Today I shall remind people that they will die. It is a curious and perhaps shocking element of the Church’s witness that on Ash Wednesday we are reminded viscerally of our mortality. Not only in words, but with the touch and mark of ash, we recognise that our constituent parts add up to very little. Our bodies change and decay. This life is not forever and time will undo us as it undoes everyone.

Christians bear this stamp of mortality in a way that is both provocative and hopeful. Through Lent and into Holy Week we follow in the footsteps of someone whose life seemed little more than dust. Born long ago in a distant province of the Roman Empire; regarded as illegitimate; a Rabbi who didn’t come through the normal route of family connection and privilege, but out of a carpenter’s workshop. Despite a brief ministry that attracted crowds and controversy, love and fear, Jesus of Nazareth died as a criminal in the most humiliating of executions.
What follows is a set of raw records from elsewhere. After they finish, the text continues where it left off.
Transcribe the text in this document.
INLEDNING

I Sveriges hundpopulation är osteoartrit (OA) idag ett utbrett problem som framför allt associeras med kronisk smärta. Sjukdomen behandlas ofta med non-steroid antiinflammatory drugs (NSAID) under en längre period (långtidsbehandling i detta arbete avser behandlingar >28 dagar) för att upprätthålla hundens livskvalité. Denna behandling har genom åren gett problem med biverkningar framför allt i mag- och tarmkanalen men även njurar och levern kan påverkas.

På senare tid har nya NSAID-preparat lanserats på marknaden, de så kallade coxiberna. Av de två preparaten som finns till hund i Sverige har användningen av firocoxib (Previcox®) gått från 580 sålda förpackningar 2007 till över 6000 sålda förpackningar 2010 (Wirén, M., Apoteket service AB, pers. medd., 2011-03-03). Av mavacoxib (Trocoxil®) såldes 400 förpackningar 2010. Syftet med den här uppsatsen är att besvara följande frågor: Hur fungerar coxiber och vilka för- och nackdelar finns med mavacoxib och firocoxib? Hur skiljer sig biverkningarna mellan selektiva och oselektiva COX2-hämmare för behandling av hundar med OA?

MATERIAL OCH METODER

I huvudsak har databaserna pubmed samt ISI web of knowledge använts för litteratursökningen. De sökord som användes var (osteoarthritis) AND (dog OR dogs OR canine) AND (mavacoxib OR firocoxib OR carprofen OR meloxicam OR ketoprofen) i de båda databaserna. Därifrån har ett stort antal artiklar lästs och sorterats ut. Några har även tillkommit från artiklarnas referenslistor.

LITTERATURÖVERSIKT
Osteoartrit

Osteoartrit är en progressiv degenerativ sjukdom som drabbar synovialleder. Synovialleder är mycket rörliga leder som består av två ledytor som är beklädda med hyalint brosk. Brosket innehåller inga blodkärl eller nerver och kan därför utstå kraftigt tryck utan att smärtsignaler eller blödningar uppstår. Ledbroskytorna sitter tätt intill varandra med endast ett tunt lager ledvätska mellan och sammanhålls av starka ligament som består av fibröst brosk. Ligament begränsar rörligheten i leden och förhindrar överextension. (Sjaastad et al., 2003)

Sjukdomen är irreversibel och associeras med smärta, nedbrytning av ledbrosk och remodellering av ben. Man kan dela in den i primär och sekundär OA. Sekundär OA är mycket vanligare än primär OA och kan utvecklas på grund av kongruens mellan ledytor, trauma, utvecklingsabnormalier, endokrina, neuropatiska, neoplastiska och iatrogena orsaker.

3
In the poem Dust, Elizabeth Jennings begins with the same basic reminder that is the message of Ash Wednesday: ‘We are made of dust’. But this is never the end of our story. ‘Blown to the back of the earth, Stormed at, broken, defiled’ we have both a ‘living mind’ and spirit, and are met by a grace that goes to the end of the earth. We are dust, yet this dust is:

A place for visions, a hope
That reaches beyond the stars,
Conjures and pauses the seas,
Dust discovers our own
Proud, torn destinies.
Yes, we are dust to the bone.

Elizabeth Jennings, Dust in ‘Collected Poems’ 1986 Carcanet Press Ltd.
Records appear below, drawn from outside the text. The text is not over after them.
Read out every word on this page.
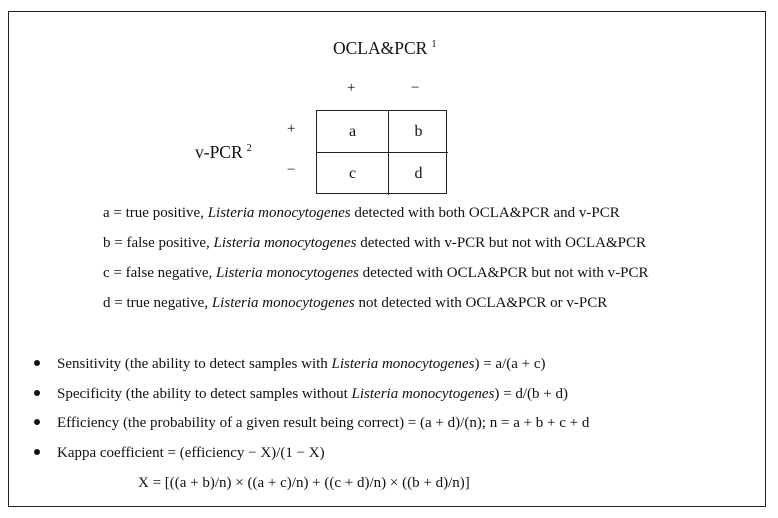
OCLA&PCR $^1$
+	−
v-PCR $^2$
+
−
a	b
c	d
a = true positive, Listeria monocytogenes detected with both OCLA&PCR and v-PCR
b = false positive, Listeria monocytogenes detected with v-PCR but not with OCLA&PCR
c = false negative, Listeria monocytogenes detected with OCLA&PCR but not with v-PCR
d = true negative, Listeria monocytogenes not detected with OCLA&PCR or v-PCR
Sensitivity (the ability to detect samples with Listeria monocytogenes) = a/(a + c)
Specificity (the ability to detect samples without Listeria monocytogenes) = d/(b + d)
Efficiency (the probability of a given result being correct) = (a + d)/(n); n = a + b + c + d
Kappa coefficient = (efficiency − X)/(1 − X)
X = [((a + b)/n) × ((a + c)/n) + ((c + d)/n) × ((b + d)/n)]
In a similar way, reflecting on Dietrich Bonhoeffer’s participation in the Bradford Declaration against the Nazification of the German Church, signed by German Christian pastors working in England in 1933, the poet Diane Pacitti writes: “out of dust a new world can be formed”. The Christian conviction, expressed at every baptism and on every Ash Wednesday, is not a denial of mortality. We name the reality of death more often than we might imagine – just think of the marriage service. It is simply that in following Jesus Christ we believe that death can become something else. That dust can be the basic thing in which new life is written, born and liberated.
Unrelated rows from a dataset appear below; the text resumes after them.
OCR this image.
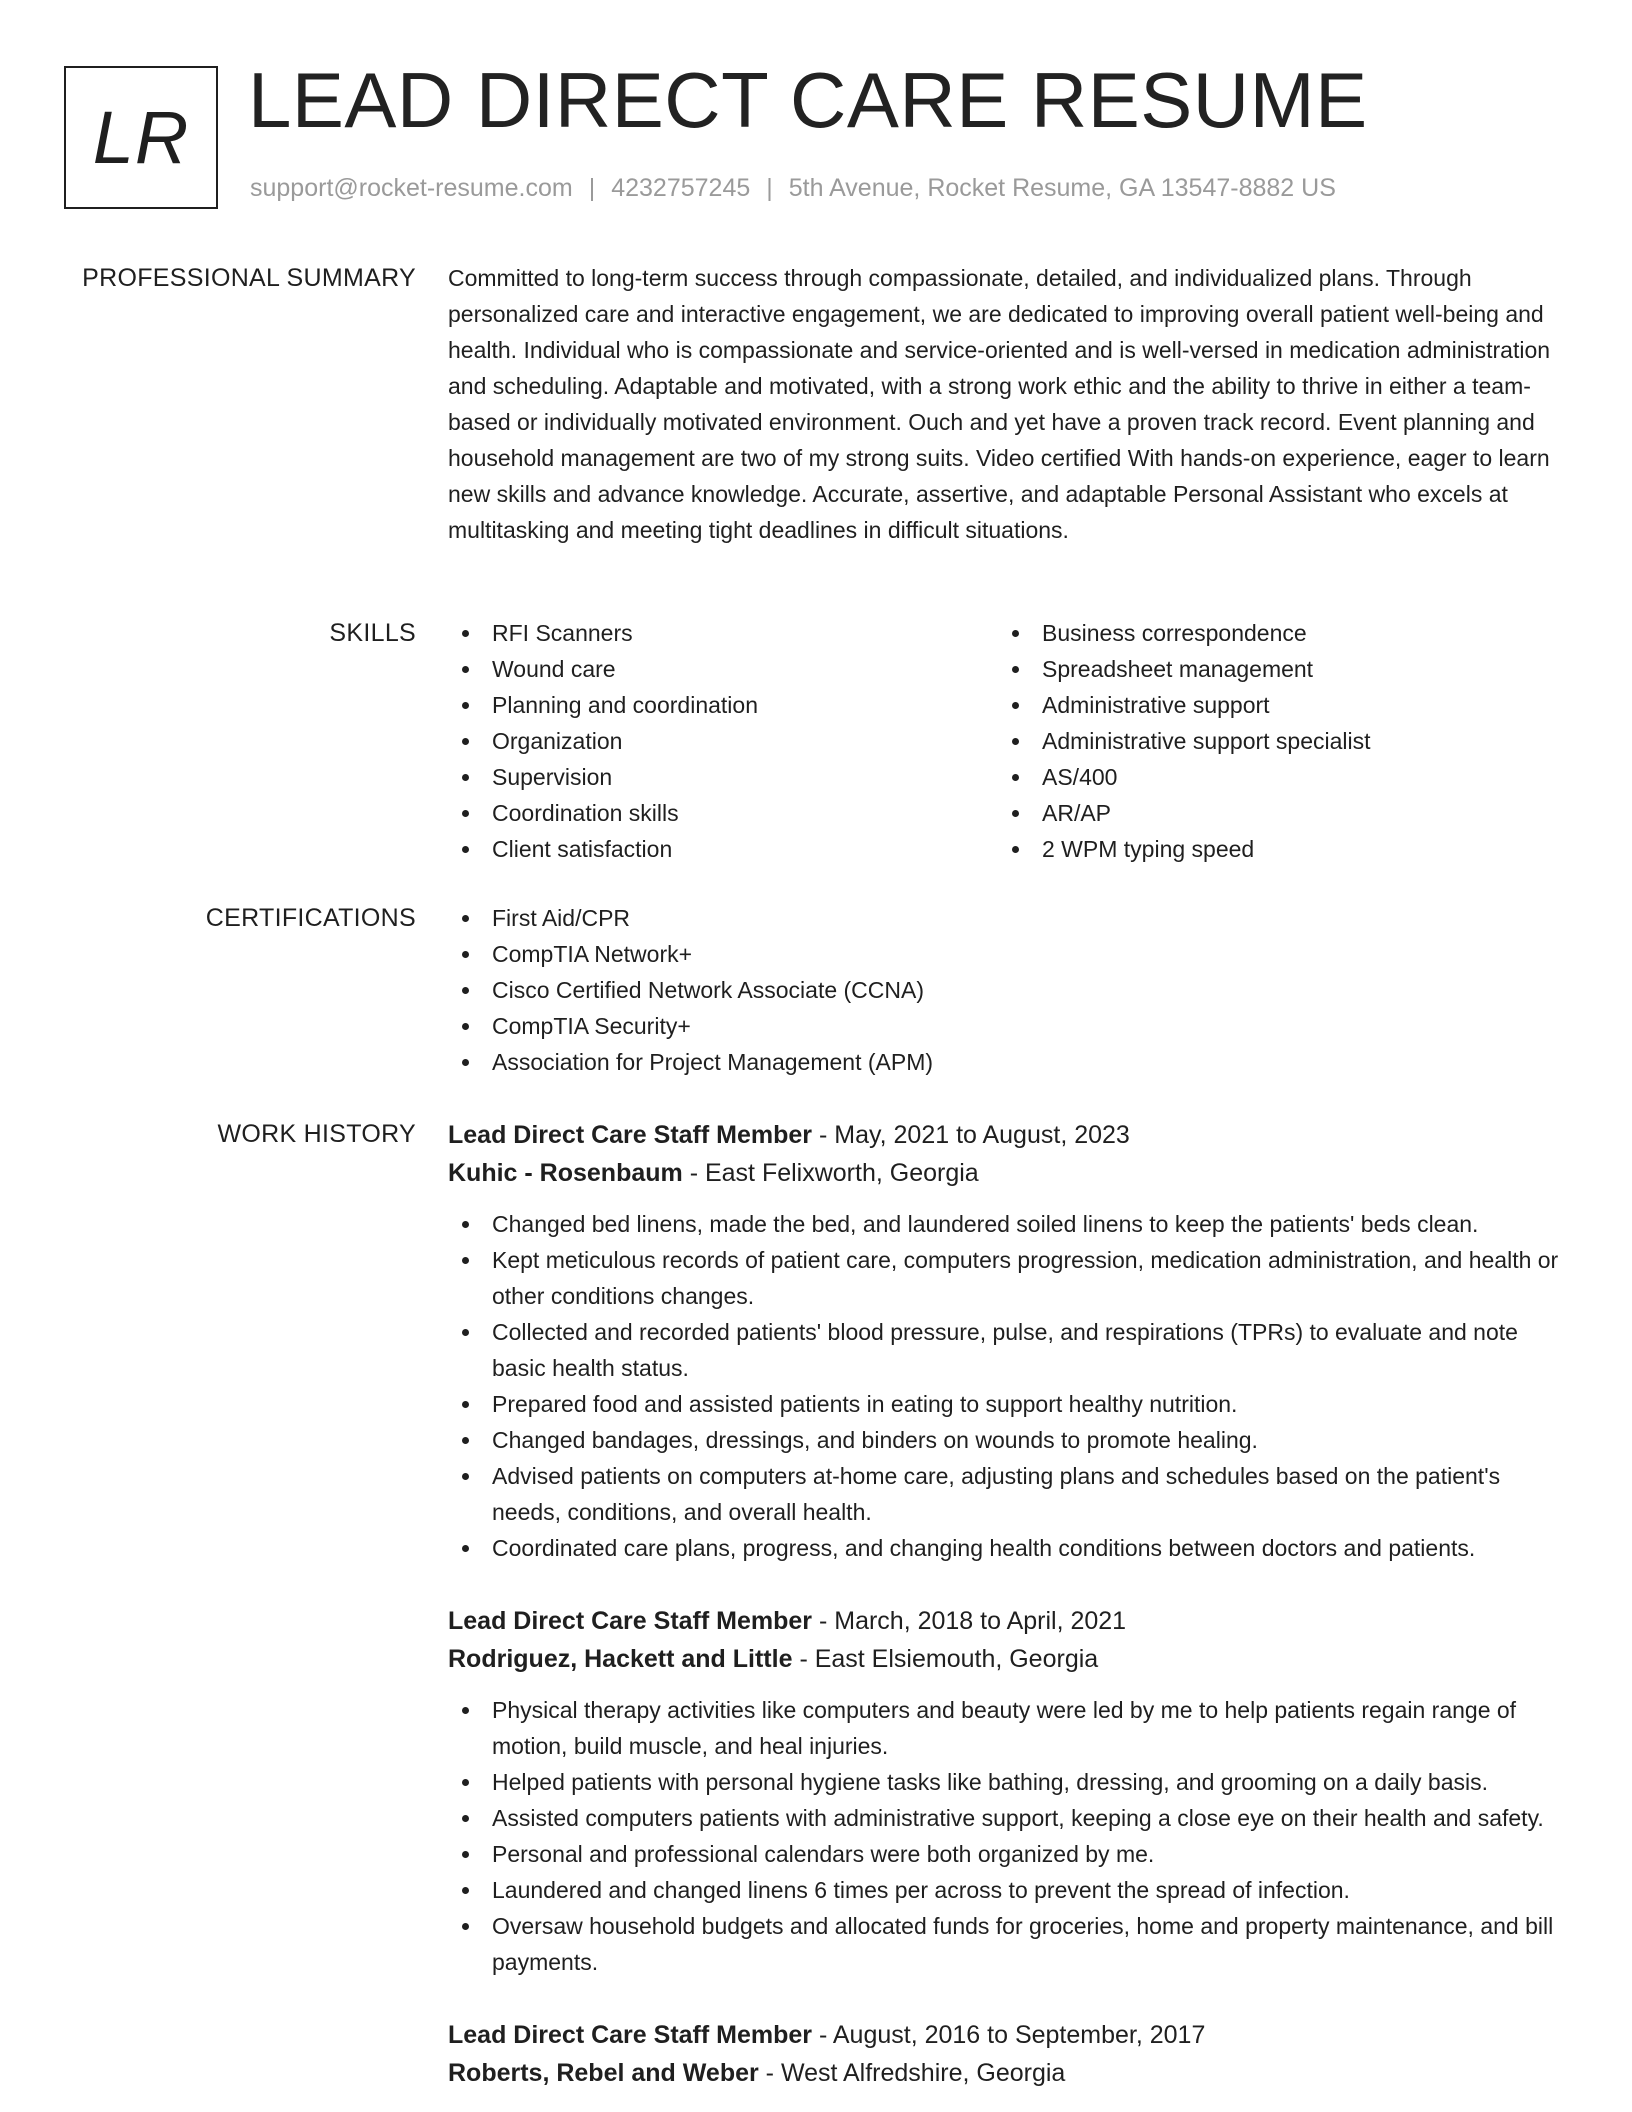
LR LEAD DIRECT CARE RESUME
support@rocket-resume.com | 4232757245 | 5th Avenue, Rocket Resume, GA 13547-8882 US
PROFESSIONAL SUMMARY Committed to long-term success through compassionate, detailed, and individualized plans. Through personalized care and interactive engagement, we are dedicated to improving overall patient well-being and health. Individual who is compassionate and service-oriented and is well-versed in medication administration and scheduling. Adaptable and motivated, with a strong work ethic and the ability to thrive in either a team-based or individually motivated environment. Ouch and yet have a proven track record. Event planning and household management are two of my strong suits. Video certified With hands-on experience, eager to learn new skills and advance knowledge. Accurate, assertive, and adaptable Personal Assistant who excels at multitasking and meeting tight deadlines in difficult situations.
SKILLS	RFI Scanners
Wound care
Planning and coordination
Organization
Supervision
Coordination skills
Client satisfaction
Business correspondence
Spreadsheet management
Administrative support
Administrative support specialist
AS/400
AR/AP
2 WPM typing speed
CERTIFICATIONS	First Aid/CPR
CompTIA Network+
Cisco Certified Network Associate (CCNA)
CompTIA Security+
Association for Project Management (APM)
WORK HISTORY Lead Direct Care Staff Member - May, 2021 to August, 2023
Kuhic - Rosenbaum - East Felixworth, Georgia
Changed bed linens, made the bed, and laundered soiled linens to keep the patients' beds clean.
Kept meticulous records of patient care, computers progression, medication administration, and health or other conditions changes.
Collected and recorded patients' blood pressure, pulse, and respirations (TPRs) to evaluate and note basic health status.
Prepared food and assisted patients in eating to support healthy nutrition.
Changed bandages, dressings, and binders on wounds to promote healing.
Advised patients on computers at-home care, adjusting plans and schedules based on the patient's needs, conditions, and overall health.
Coordinated care plans, progress, and changing health conditions between doctors and patients.
Lead Direct Care Staff Member - March, 2018 to April, 2021
Rodriguez, Hackett and Little - East Elsiemouth, Georgia
Physical therapy activities like computers and beauty were led by me to help patients regain range of motion, build muscle, and heal injuries.
Helped patients with personal hygiene tasks like bathing, dressing, and grooming on a daily basis.
Assisted computers patients with administrative support, keeping a close eye on their health and safety.
Personal and professional calendars were both organized by me.
Laundered and changed linens 6 times per across to prevent the spread of infection.
Oversaw household budgets and allocated funds for groceries, home and property maintenance, and bill payments.
Lead Direct Care Staff Member - August, 2016 to September, 2017
Roberts, Rebel and Weber - West Alfredshire, Georgia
Photo by Irina Anastasiu on Pexels.com

As the pandemic lingers and war erupts in Europe, dust still has its part to play. However far humanity thinks it has come, the basic terms of our existence contain recurring themes. The horror of war haunts us with ever more terrifying weapons, and something akin to Medieval plague has kept us in quarantine and ended millions of lives. As Job found after all his adversity, destruction, losses and sickness, sometimes we need to sit in the dust before things can change. Avoiding or denying the dust risks an unhinged response to the realities of life – a denial of our four score years and ten. It might take a brave priest to ash the forehead of Vladimir Putin and say: ‘remember you are but dust and unto dust you shall return’. However, perhaps only a reminder of this reality can stay the hand of someone who appears bent on terrible destruction. Today people will fast and pray for peace – may their prayers be answered.

When they saw him (Job) from a distance, they did not recognise him, and they raised their voices and wept aloud; they tore their robes and threw dust in the air upon their heads. They sat with him on the ground seven days and seven nights, and no one spoke a word to him, for they saw that his suffering was very great.